Nov 5, 2014

À l'Intérieur

Saw À l'Intérieur (AKA Inside) It was one of that crop of modern, extreme horrors. True to genre, the film starts slow and kind of sad and slowly becomes more and more difficult to watch. The plot follows a young woman who is one night away from a scheduled cesarean birth. The baby's father was killed in a car crash four months earlier and it is now Christmas eve. Another woman, dressed like Morticia Addams, begins menacing our hero, trying desperately to extract the baby one day early. Just going on the premise, it's pretty harrowing.

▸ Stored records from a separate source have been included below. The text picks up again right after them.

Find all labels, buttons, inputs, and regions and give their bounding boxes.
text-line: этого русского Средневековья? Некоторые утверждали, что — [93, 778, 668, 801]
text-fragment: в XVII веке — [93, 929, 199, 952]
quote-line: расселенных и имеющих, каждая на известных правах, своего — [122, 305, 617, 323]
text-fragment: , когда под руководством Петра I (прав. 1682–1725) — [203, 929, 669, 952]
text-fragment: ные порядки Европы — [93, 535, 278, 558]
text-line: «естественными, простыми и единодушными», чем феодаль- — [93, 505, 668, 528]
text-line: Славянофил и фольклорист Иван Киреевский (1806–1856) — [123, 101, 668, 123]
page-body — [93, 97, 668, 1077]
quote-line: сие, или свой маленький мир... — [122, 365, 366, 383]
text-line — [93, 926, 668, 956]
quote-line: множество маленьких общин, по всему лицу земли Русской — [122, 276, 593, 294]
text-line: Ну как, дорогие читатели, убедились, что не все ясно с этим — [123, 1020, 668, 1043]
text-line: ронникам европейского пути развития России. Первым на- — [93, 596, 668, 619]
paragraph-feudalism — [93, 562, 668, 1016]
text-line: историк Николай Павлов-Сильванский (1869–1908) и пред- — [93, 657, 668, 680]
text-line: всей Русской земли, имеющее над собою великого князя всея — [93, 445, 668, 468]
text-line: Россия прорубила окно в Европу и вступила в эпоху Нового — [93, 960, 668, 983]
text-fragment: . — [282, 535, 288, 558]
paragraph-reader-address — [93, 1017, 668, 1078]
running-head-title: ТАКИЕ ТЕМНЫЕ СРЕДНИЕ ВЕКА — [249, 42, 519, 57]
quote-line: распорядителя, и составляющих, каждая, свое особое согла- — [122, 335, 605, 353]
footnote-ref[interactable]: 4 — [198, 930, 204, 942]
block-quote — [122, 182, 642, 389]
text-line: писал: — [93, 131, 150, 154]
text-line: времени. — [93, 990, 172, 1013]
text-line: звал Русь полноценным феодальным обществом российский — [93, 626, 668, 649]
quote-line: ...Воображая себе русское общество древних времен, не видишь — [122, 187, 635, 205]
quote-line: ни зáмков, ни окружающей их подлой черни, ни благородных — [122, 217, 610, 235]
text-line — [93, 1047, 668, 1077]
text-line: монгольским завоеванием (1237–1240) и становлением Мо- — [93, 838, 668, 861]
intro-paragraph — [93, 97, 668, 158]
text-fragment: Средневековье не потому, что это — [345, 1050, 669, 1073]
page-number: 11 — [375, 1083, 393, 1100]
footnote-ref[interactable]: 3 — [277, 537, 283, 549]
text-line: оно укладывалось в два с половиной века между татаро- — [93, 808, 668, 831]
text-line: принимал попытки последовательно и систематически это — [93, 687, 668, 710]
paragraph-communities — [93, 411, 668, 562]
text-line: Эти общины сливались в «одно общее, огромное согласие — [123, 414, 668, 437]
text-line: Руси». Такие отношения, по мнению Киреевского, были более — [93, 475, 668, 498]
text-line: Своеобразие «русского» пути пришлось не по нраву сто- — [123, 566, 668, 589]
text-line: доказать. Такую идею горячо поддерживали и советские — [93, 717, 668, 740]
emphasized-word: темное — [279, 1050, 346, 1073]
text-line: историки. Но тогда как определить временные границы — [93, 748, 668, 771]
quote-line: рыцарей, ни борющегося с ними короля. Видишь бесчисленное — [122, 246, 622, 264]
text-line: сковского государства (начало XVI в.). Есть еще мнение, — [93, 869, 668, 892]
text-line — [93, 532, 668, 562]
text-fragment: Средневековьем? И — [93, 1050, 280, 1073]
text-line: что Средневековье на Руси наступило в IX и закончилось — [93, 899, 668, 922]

The film is horrifying. I had to watch nearly the entire thing with the sound turned waaaay down. I missed out on a lot of the film that way, I'm sure, but at least I was able to watch it (at all.) I was struck by how specifically feminine the horror is. Obviously, there's the central pregnant woman (and it's Christmas eve. Remind you of any other famous mothers?) but also the murderess's weapons are all fairly femme. She preferentially wields a sturdy pair of scissors and at one point uses a knitting needle to great effect. She uses a gun once, which blows a bit of a hole into my theory, but I've never let contradictory evidence stop me before and I won't start now!

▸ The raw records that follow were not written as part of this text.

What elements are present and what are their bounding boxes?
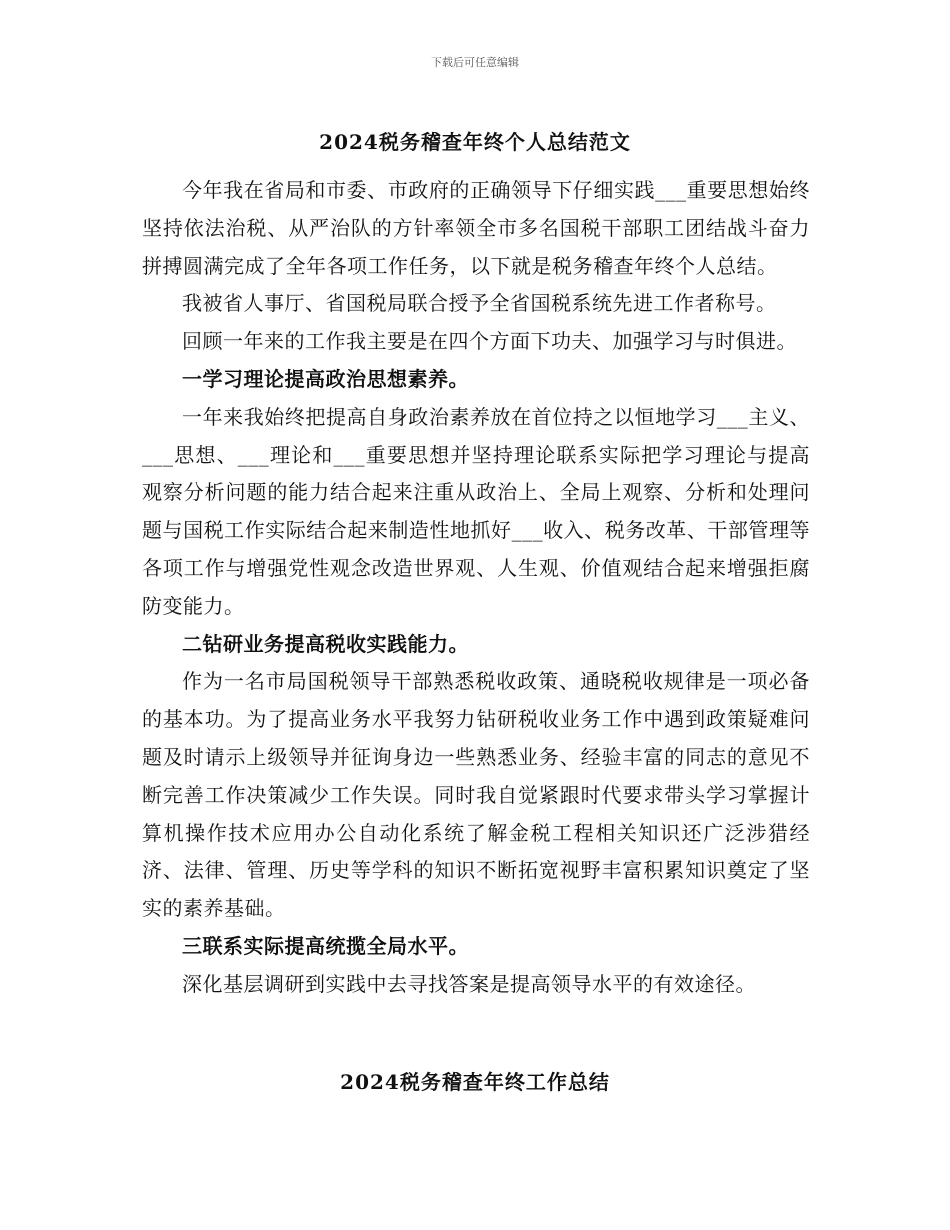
second-document-title: 2024税务稽查年终工作总结 [340, 1070, 610, 1094]
section-heading: 二钻研业务提高税收实践能力。 [182, 631, 469, 656]
paragraph: 一年来我始终把提高自身政治素养放在首位持之以恒地学习___主义、___思想、___理论和___重要思想并坚持理论联系实际把学习理论与提高观察分析问题的能力结合起来注重从政治上、全局上观察、分析和处理问题与国税工作实际结合起来制造性地抓好___收入、税务改革、干部管理等各项工作与增强党性观念改造世界观、人生观、价值观结合起来增强拒腐防变能力。 [142, 404, 810, 618]
header-note: 下载后可任意编辑 [431, 56, 519, 69]
section-heading: 三联系实际提高统揽全局水平。 [182, 933, 469, 958]
document-title: 2024税务稽查年终个人总结范文 [319, 130, 631, 154]
paragraph: 作为一名市局国税领导干部熟悉税收政策、通晓税收规律是一项必备的基本功。为了提高业务水平我努力钻研税收业务工作中遇到政策疑难问题及时请示上级领导并征询身边一些熟悉业务、经验丰富的同志的意见不断完善工作决策减少工作失误。同时我自觉紧跟时代要求带头学习掌握计算机操作技术应用办公自动化系统了解金税工程相关知识还广泛涉猎经济、法律、管理、历史等学科的知识不断拓宽视野丰富积累知识奠定了坚实的素养基础。 [142, 669, 810, 921]
paragraph: 深化基层调研到实践中去寻找答案是提高领导水平的有效途径。 [182, 971, 756, 996]
paragraph: 回顾一年来的工作我主要是在四个方面下功夫、加强学习与时俱进。 [182, 329, 797, 354]
section-heading: 一学习理论提高政治思想素养。 [182, 366, 469, 391]
paragraph: 今年我在省局和市委、市政府的正确领导下仔细实践___重要思想始终坚持依法治税、从严治队的方针率领全市多名国税干部职工团结战斗奋力拼搏圆满完成了全年各项工作任务，以下就是税务稽查年终个人总结。 [142, 178, 810, 278]
paragraph: 我被省人事厅、省国税局联合授予全省国税系统先进工作者称号。 [182, 291, 777, 316]
document-body [142, 172, 810, 1004]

The antagonistic woman is ugly. She is gap-toothed and lank-haired, wearing a black dress, complete with corset and spool-heel shoes. She evokes the witch, the fates, the midwife. At one point, she pretends to be the protagonist's mother. All of these are powerful, feminine symbols. The protagonist is dressed in a white (but increasingly soiled) night-gown. She cowers for most of the film in a fluorescent-lit bathroom, which ironically evokes the controlled environment of a hospital. Almost all of the protagonist's would-be saviors are men who are each either completely useless or downright burdensome to her before they inevitably succumb to the antagonist's scissors. I believe the antagonist symbolizes the implacable, uncontrollable, force of nature that is birth. The protagonist does not want the baby removed from her, but it's going to come out. She wants the process to be controlled and safe but it is bloody, messy, and unbelievably painful. Throughout her struggle, she is alone with this monster and, worst of all, once the baby comes out, it stops being hers.

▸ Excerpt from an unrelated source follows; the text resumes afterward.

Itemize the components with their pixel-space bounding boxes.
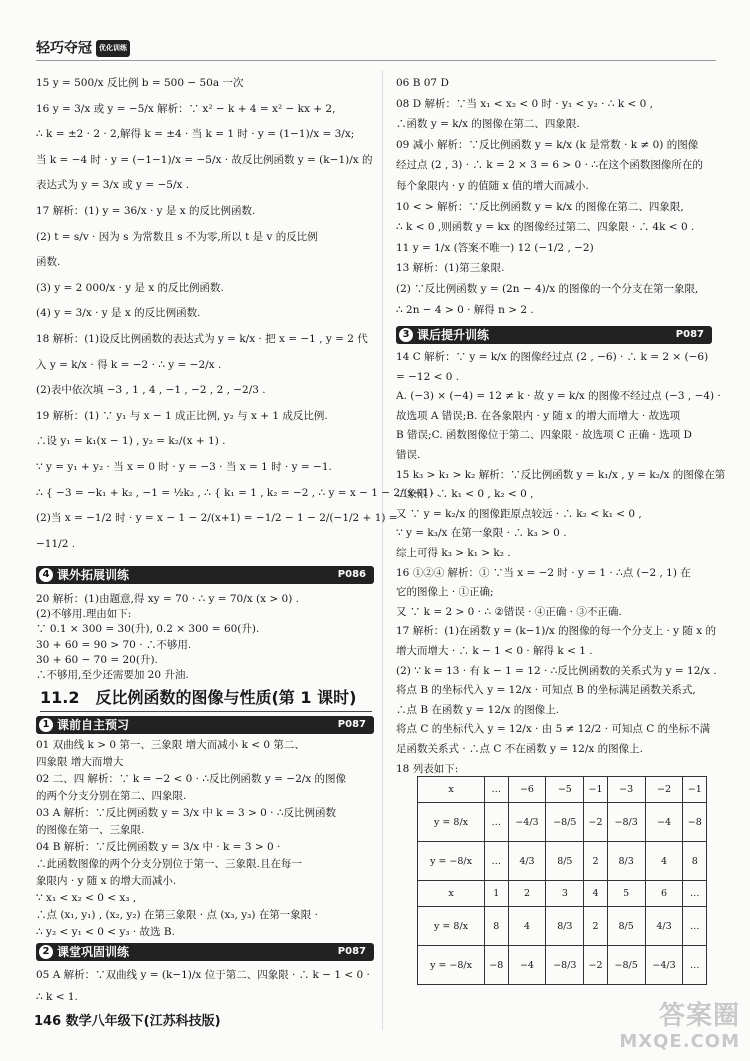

By the way: there's also gallons of blood, tons of stabbings, and an emergency tracheotomy that we're treated to, so this is no chilly think-fest. I found the lady-centric angle interesting, but make no mistake: the film is meant to be an ordeal and is. It's fun in moments in an extremely morbid way (if you're into that (which I am not.)) At one point, the antagonist brains someone with a well-slung toaster. It's so bizarre, you have to laugh a little. I was a bit disappointed at the weird, ugly CGI baby that shows up a few times. It floats around, presumably in the protagonist's womb, doing flips and bouncing off the 'walls' (which I don't think can actually happen. I've seen pictures and it seems like there's just not that much room.) Anyway, I think the baby would have worked much better in the abstract. It's much more potent as a symbol when it's not seen (and not clearly made of meshed polygons.)

So, this movie was tough. It was interesting, which I liked, but also very scary, which I didn't. It got the better of me and I think, based on the preceding details, that you can tell if it would be your cup of tea. Enough.